Gerade darum aber brauchen wir eine Aufarbeitung und Aufklärung der Vorgänge um den BND und seine Zusammenarbeit mit anderen Diensten, die, so weit es möglich ist, offen und transparent sein sollte. Und ja, sollte sich grobes Fehlverhalten bestätigen, sind auch Rücktritte eine Möglichkeit.

Die Frage nach Sinn oder Unsinn, der Vorratsdatenspeicherung und die Angst vor Überwachung sollte dabei aber gesondert betrachtet werden. Das Versäumnis, diese Themen zu trennen (oder die mutwillige Vermengung) ist auf allen Seiten, und eben auch in von Altenbockums Beitrag, eine der größten Sünden:
Bei denen, die sich sorgen, weil es sie überreagieren und eine „geheime Agenda“ wittern lässt; bei Kommentatoren wie von Altenbockum, weil es pauschal alle Kritik als verschwörungstheoretische Paranoia abtut.
Genau diese pauschal verunglimpfende Haltung, die zu lange auch von der Politik vorgetragen wurde, die auf vielen Seiten mangelnde Bereitschaft zur Aufklärung  (hierhin gehört sicherlich auch der Komplex Verfassungsschutz und NSU) und die oft schwer nachvollziehbare Wahrnehmung (um nicht zu sagen Realitätsverleugnung – e.g. Gabriels wiederholt vorgetragene, nachweislich falsche, Aussage zu Breivik und der angeblichen Vorratsdatenspeicherung in Norwegen) einiger Entscheidungsträger, liefern den (wenigen) echten Verschwörungstheoretikern erst die Munition.

Wer mündige Bürger möchte, muss sie auch an den Fakten teilhaben lassen, muss es ernst meinen, wenn von Aufklärung gesprochen wird – und muss sich ernsthaft und ehrlich mit den Sorgen der Bürger auseinandersetzen. Das schließt auch ein, Vorhaben wie die Vorratsdatenspeicherung, die eindeutig die anlasslose Überwachung aller möglich macht (was nicht heißt, dass sie so genutzt werden muss – diese Unterscheidung ist wichtig – Vielen, mich eingeschlossen, reicht aber bereits die Möglichkeit als Argument gegen eine solche Maßnahme) und deren Wirksamkeit durchaus umstritten ist, nicht gegen alle Widerstände und (verfassungs-)rechtliche Bedenken durchzusetzen. Besonders – und genau hier liegt der Berührungspunkt mit den diversen Geheimdienst-Problemen/“-Skandalen“ – in einer Zeit, in der es ja durchaus Anlass gibt, kritisch auf die Geheimdienste zu blicken.

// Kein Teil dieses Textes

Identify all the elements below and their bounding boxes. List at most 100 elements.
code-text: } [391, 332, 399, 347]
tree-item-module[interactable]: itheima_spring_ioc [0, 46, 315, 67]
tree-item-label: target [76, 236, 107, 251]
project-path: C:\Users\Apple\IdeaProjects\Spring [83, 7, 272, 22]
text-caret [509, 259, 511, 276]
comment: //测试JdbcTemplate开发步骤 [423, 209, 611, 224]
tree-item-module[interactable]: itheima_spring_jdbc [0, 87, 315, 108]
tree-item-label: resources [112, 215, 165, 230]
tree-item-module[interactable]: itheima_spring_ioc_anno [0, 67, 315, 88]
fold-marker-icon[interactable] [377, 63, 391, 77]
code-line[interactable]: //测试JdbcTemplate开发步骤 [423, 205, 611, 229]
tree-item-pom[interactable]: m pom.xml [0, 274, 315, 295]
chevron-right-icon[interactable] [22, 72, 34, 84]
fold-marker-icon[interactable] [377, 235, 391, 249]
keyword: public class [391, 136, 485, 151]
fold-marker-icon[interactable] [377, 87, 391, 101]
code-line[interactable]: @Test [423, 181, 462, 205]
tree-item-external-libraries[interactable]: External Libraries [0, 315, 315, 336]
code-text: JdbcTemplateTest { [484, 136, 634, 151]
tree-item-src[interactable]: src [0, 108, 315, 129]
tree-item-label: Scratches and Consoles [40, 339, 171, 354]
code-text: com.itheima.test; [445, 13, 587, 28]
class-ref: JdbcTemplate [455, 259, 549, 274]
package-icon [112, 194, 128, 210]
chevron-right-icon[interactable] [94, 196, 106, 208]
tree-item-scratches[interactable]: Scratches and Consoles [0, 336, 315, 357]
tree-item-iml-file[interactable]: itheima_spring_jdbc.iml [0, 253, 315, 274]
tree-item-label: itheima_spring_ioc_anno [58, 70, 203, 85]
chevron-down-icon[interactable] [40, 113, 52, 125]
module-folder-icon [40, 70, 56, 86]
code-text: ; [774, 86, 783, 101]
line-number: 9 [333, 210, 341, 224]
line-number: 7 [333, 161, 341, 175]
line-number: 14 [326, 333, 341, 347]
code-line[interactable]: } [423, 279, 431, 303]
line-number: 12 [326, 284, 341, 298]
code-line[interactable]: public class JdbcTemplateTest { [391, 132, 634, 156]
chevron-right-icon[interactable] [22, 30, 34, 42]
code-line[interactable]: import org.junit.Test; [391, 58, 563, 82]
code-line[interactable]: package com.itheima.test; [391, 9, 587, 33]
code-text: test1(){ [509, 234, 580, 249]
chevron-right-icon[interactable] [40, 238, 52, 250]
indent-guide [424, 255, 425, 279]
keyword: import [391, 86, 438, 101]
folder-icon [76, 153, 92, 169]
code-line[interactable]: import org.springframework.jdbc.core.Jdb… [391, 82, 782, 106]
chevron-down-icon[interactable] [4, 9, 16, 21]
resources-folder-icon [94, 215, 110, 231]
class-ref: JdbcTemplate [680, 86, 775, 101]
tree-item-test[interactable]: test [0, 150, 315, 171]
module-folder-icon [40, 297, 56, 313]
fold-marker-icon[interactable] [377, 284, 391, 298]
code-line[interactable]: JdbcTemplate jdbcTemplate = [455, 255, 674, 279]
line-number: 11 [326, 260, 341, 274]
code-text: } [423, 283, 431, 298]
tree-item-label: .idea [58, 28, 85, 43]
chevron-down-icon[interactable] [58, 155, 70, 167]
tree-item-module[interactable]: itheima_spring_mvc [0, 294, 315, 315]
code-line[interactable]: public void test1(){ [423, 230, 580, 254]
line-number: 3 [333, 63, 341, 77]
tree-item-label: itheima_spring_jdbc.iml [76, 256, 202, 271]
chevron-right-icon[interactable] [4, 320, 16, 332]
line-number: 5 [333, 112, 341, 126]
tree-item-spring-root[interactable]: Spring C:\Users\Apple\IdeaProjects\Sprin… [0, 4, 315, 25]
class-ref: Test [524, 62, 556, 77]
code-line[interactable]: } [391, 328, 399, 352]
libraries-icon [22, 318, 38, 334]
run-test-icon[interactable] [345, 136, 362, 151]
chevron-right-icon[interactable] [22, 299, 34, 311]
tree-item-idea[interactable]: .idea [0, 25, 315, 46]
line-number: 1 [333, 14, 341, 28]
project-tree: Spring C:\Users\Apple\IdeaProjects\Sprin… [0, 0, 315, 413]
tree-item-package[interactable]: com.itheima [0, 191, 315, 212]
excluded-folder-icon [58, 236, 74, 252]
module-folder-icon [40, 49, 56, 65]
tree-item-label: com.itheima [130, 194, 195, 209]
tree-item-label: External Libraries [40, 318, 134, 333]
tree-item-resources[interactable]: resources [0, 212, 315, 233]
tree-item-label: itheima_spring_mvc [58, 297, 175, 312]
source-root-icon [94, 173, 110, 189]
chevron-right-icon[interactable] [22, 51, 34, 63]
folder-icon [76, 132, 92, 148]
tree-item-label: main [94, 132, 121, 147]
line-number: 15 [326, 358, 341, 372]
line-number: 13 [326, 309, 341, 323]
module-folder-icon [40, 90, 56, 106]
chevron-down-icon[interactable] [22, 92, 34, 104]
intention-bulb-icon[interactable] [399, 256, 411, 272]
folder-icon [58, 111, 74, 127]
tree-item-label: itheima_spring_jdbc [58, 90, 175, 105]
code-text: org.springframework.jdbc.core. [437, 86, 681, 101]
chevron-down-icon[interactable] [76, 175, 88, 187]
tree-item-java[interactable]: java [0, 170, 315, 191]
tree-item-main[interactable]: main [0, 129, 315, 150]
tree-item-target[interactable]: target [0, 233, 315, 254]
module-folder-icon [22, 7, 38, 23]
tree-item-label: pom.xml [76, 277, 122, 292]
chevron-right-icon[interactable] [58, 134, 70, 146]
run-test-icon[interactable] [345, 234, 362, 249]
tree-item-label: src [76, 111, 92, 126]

Mit etwas mehr Differenzierung und etwas weniger durchsichtiger Polemisierung („Sozialleistungen ja, Staat nein“), wäre dies ein guter und sinnvoller Aufruf zu Ruhe und Vernunft gewesen. Leider ist der Autor in genau jene Falle getappt, die er anderen unterstellt übersehen zu haben: Die Wirklichkeit ist eben komplex.